Hay ciudades que no mueren porque las sostienen artificialmente, como a un moribundo en una cámara de oxígeno, como es el caso de Brasilia, la ciudad que el corrupto de Juscelino Kubitschek montó “en el centro del Brasil”, donde previamente compró tierras, un lugar donde no hay agua, la cual debe abastecerse a un gran costo.

Europa está pasando por un momento difícil en el que pequeñas ciudades son paulatinamente abandonadas por sus pobladores, como ha sucedido en ciertas partes de los Estados Unidos, entre ellas Pontiac en Michigan, convertida en una especie de citadela del crimen.

En Europa, a medida que la agricultura se mecaniza, ciudades que eran centros de producción agrícola importante están siendo abandonadas, lo que lleva a muchos de esos poblados a ofrecer casas y dinero a quienes se avecinen en ellas. El alcalde de Lampedusa, en el sur de Italia, ha hecho tal clase de oferta a quienes fijen allí su residencia.

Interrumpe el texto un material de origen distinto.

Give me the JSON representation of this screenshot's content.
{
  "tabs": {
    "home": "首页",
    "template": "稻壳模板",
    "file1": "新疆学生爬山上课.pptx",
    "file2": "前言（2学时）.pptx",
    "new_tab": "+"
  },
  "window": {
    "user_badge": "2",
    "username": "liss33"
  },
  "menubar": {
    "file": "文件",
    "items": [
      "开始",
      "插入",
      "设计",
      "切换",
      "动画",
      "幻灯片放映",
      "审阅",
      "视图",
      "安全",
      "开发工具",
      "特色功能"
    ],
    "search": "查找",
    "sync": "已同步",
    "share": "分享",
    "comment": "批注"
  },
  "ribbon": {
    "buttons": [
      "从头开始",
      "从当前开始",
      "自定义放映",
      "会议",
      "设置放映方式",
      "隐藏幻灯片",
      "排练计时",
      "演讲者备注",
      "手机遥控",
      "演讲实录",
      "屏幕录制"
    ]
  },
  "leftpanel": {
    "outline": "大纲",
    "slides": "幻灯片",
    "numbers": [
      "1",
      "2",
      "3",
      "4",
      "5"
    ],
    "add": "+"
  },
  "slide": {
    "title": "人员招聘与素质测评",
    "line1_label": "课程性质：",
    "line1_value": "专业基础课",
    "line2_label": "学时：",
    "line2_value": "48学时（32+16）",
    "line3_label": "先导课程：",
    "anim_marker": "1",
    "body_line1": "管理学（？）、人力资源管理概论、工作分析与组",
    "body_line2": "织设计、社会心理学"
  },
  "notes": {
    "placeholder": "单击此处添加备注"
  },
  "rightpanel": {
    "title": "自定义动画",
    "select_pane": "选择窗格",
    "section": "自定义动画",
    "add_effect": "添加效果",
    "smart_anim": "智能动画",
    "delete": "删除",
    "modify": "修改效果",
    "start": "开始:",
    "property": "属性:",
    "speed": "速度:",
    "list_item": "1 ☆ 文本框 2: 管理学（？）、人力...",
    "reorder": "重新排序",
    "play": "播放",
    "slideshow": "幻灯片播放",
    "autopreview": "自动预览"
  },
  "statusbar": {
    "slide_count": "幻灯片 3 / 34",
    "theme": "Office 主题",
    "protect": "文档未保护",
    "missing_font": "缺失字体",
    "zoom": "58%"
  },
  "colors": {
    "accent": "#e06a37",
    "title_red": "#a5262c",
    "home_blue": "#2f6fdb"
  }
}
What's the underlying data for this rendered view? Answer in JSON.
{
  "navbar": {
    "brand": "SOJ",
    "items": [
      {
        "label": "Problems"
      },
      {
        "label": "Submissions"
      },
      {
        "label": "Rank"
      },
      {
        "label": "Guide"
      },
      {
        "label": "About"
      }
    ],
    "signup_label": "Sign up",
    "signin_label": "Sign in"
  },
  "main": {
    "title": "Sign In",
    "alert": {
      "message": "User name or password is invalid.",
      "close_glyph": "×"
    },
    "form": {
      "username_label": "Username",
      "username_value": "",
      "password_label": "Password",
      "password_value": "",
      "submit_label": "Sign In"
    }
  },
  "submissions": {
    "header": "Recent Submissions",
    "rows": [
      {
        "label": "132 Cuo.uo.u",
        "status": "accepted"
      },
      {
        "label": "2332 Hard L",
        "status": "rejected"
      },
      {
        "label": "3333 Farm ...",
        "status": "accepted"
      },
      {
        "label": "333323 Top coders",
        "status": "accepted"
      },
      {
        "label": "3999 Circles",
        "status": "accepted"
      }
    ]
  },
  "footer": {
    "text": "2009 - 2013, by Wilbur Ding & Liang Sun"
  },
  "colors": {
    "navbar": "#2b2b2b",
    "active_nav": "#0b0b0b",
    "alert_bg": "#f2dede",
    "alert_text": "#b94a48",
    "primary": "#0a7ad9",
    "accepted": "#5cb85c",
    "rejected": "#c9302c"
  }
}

La pequeña ciudad de Pedraza, de la provincia de Segovia en España, era ya importante en tiempo de los romanos y se disputaba con Itálica (que se transformó en Sevilla) el honor de haber sido el lugar donde nació el gran emperador Trajano, una importancia que lo atestigua el Acueducto de Segovia, un canal de agua que funciona después de casi dos mil años de haberse construido y una atracción turística de primer rango en el mundo.

Pero Pedraza, que hasta hace poco era un poblado famoso por su gastronomía y que contaba con un movimiento comercial de relativa importancia, con hostales, anticuarios, tiendas de artesanías y bullicio, está moribunda y en sus calles de casas de piedra e iglesias no se ve a nadie caminar. Y allí, silencioso, se alza el palacio y museo del pintor Ignacio Zuluaga, un artista de primer rango que amaba Castilla, su luz esplendorosa y su ambiente por lo que se asentó en Pedraza.

Y ahora, como decimos, Pedraza está moribunda, aunque en la “temporada alta”, primavera y verano, tiene cierta vida y renacen sus hornos para asar cordero y cochinillo, además de ofrecer una excelente versión de judiones, mejor que las de José María en Segovia, que se dice es el restaurante con más movimiento en España con oferta de un incomparable cochinillo, el verdadero heredero de Cándido, que en vida recibió el título de Mesonero Mayor de España.

El Salvador no morirá

Un país como El Salvador no va a morir, pues tiene una suficiente población como para seguir adelante por siglos.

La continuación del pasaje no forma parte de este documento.